Out of every six people in the world today, one is an adolescent girl below the age of 15. These are 1.1 billion people- a powerful constituency for shaping a sustainable world that’s better for everyone. They are brimming with talent and creativity. But their dreams and potential are often thwarted by discrimination, violence, retrogressive practices and lack of equal opportunities. There are many sexual reproductive health and rights challenges that girls face especially in sub-Saharan Africa.
The theme for this year’s International Day of the Girl Child, is “Girls’ Progress = Goals’ Progress: A Global Girl Data Movement.”
This theme is a call for action for increased investment in collecting and analysing girl-focused, girl-relevant and sex-disaggregated data. One year into the 2030 Agenda for Sustainable Development, improving data on girls and addressing the issues that are holding them back is critical for fulfilling the Sustainable Development Goals.
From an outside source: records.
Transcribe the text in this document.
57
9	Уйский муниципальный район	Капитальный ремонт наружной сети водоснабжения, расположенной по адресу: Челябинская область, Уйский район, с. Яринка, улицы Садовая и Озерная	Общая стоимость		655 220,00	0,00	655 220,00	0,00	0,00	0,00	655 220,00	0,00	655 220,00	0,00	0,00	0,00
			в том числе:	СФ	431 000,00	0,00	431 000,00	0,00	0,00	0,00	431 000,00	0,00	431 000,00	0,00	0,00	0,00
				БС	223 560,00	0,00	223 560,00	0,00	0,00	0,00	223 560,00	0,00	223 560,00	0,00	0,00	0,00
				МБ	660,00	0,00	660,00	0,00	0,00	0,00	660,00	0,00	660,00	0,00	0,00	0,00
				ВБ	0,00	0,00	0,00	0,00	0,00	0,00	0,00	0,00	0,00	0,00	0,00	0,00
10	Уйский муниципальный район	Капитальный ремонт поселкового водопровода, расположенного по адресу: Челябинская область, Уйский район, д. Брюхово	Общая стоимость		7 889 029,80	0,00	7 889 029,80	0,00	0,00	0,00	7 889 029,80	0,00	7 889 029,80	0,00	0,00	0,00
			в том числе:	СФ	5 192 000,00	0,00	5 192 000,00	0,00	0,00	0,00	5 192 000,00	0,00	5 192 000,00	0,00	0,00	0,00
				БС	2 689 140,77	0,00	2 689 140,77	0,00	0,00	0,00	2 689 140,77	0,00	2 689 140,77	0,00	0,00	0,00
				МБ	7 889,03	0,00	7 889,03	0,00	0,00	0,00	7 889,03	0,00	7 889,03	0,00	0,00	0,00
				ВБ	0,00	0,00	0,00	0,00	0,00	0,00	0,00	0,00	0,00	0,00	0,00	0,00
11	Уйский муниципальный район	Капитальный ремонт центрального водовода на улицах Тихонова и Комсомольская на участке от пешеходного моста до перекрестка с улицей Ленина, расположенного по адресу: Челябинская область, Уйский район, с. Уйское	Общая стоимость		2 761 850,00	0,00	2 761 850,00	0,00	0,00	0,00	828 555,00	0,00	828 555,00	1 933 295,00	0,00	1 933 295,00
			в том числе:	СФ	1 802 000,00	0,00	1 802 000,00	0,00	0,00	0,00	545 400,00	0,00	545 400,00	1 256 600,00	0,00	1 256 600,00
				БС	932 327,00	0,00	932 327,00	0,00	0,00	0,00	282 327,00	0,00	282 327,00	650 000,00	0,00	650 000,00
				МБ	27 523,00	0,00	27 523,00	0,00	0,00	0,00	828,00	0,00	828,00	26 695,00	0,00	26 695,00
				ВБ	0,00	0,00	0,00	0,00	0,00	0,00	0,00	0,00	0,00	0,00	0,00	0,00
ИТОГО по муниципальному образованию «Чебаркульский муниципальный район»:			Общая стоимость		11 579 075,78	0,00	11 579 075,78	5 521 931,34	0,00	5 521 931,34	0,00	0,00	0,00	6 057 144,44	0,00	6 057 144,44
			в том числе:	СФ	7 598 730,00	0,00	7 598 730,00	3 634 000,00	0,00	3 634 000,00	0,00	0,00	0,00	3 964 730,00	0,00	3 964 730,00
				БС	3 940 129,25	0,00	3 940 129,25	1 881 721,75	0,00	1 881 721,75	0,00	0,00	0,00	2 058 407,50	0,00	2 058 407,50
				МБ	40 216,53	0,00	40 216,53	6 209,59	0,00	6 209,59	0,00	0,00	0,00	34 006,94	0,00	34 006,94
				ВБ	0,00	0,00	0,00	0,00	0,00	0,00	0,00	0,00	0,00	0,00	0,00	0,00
One of the biggest issues standing in the way of girls’ progress is forced child marriage. The data is daunting—one in three girls in developing countries including Kenya get married before their 18th birthday. This is according to data provided by UNFPA. These child brides miss out on education and become more vulnerable to physical and sexual violence. Girls who are married at an early age begin child bearing before they are physically or emotionally prepared. The cycle of violence that begins in girlhood, carries over into womanhood and across generations. The 2030 Agenda seeks to address their needs and unlock their potential.
CSA in its work across communities has endeavoured to empower women and girls and raise awareness on their rights, advocate for the adoption and implementation of laws and policies that seeks to improve their sexual reproductive health and rights.
On the International Day of the Girl Child, we stand with the global community to support girls’ progress and empowerment everywhere. Let girls be girls!